Fortunately he does not assert that the law enforcement agencies physically tortured him, he even narrates how kind they were to him all along his trips, yet he contradicts himself by saying that these orders came from the Deputy IGP.
Hon Odonga must know that his case was not the only case that that Gen Lokech handled with a firm hand.
I have been told of how the RDC of Lamwo, was hunted by these alleged Lokech’s people like a chicken thief, for almost two months. His escorts arrested and would only settle when he reported to the authorities and solved the problem at hand. I was even told he Lokech had tough exchanges with the Hon Hillary not to shield the RDC from arrest.
This astute actions, were good in my opinion, in providing coup de grace to the political leaders who were raiding life like they were demi gods.
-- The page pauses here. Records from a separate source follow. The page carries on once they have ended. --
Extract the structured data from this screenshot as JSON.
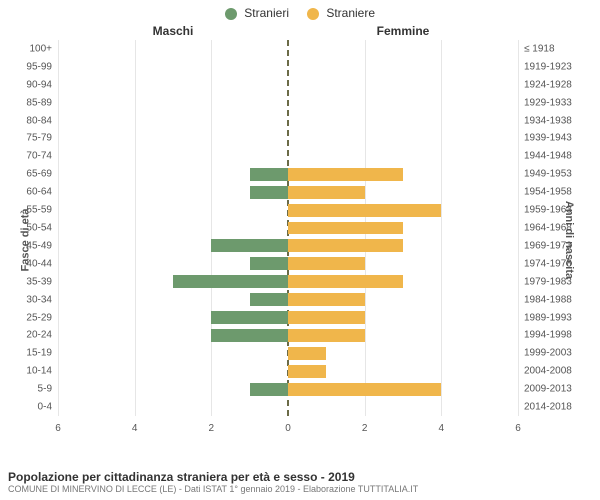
{
  "legend": {
    "male": {
      "label": "Stranieri",
      "color": "#6d9a6d"
    },
    "female": {
      "label": "Straniere",
      "color": "#f0b64b"
    }
  },
  "headers": {
    "male": "Maschi",
    "female": "Femmine"
  },
  "axis_titles": {
    "left": "Fasce di età",
    "right": "Anni di nascita"
  },
  "x_axis": {
    "min": -6,
    "max": 6,
    "ticks": [
      -6,
      -4,
      -2,
      0,
      2,
      4,
      6
    ],
    "tick_labels": [
      "6",
      "4",
      "2",
      "0",
      "2",
      "4",
      "6"
    ]
  },
  "chart": {
    "type": "population-pyramid",
    "background_color": "#ffffff",
    "grid_color": "#e6e6e6",
    "center_line_color": "#6b6b47",
    "bar_height_ratio": 0.72,
    "rows": [
      {
        "age": "100+",
        "birth": "≤ 1918",
        "male": 0,
        "female": 0
      },
      {
        "age": "95-99",
        "birth": "1919-1923",
        "male": 0,
        "female": 0
      },
      {
        "age": "90-94",
        "birth": "1924-1928",
        "male": 0,
        "female": 0
      },
      {
        "age": "85-89",
        "birth": "1929-1933",
        "male": 0,
        "female": 0
      },
      {
        "age": "80-84",
        "birth": "1934-1938",
        "male": 0,
        "female": 0
      },
      {
        "age": "75-79",
        "birth": "1939-1943",
        "male": 0,
        "female": 0
      },
      {
        "age": "70-74",
        "birth": "1944-1948",
        "male": 0,
        "female": 0
      },
      {
        "age": "65-69",
        "birth": "1949-1953",
        "male": 1,
        "female": 3
      },
      {
        "age": "60-64",
        "birth": "1954-1958",
        "male": 1,
        "female": 2
      },
      {
        "age": "55-59",
        "birth": "1959-1963",
        "male": 0,
        "female": 4
      },
      {
        "age": "50-54",
        "birth": "1964-1968",
        "male": 0,
        "female": 3
      },
      {
        "age": "45-49",
        "birth": "1969-1973",
        "male": 2,
        "female": 3
      },
      {
        "age": "40-44",
        "birth": "1974-1978",
        "male": 1,
        "female": 2
      },
      {
        "age": "35-39",
        "birth": "1979-1983",
        "male": 3,
        "female": 3
      },
      {
        "age": "30-34",
        "birth": "1984-1988",
        "male": 1,
        "female": 2
      },
      {
        "age": "25-29",
        "birth": "1989-1993",
        "male": 2,
        "female": 2
      },
      {
        "age": "20-24",
        "birth": "1994-1998",
        "male": 2,
        "female": 2
      },
      {
        "age": "15-19",
        "birth": "1999-2003",
        "male": 0,
        "female": 1
      },
      {
        "age": "10-14",
        "birth": "2004-2008",
        "male": 0,
        "female": 1
      },
      {
        "age": "5-9",
        "birth": "2009-2013",
        "male": 1,
        "female": 4
      },
      {
        "age": "0-4",
        "birth": "2014-2018",
        "male": 0,
        "female": 0
      }
    ]
  },
  "footer": {
    "title": "Popolazione per cittadinanza straniera per età e sesso - 2019",
    "subtitle": "COMUNE DI MINERVINO DI LECCE (LE) - Dati ISTAT 1° gennaio 2019 - Elaborazione TUTTITALIA.IT"
  }
}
That aside, his actions all around the country was evident, with a process by process approach to criminals elsewhere in the country side, while concomitantly engaging the public with regular and meticulous press conferences. In Kampala, for example, the confidence levels of the public, towards the police had improved.
Hon Odonga, should not make his case sound unique and play victim. He is himself, was a person who had used his office of MP to plunge impunity on those below him. There are even recorded messages of some of his own aids, complaining about his own mistreatment. Therefore, even if the General erred in his short but result oriented reign, in the process of handling his tasks, everyone has their own skeletons in the closet.
Lastly, If Odonga, really believes that the law enforcement officers handled him out of the confines of the law, under the instruction of Gen Lokech, why didn’t he take them to court. He is himself a lawyer, as I hear.
For now let him give us time to mourn the good General, as I implore the elders to carefully look at his outbursts. In my opinion it borders sacrilege and may need traditional interpretation and intervention, according to the Acholi culture.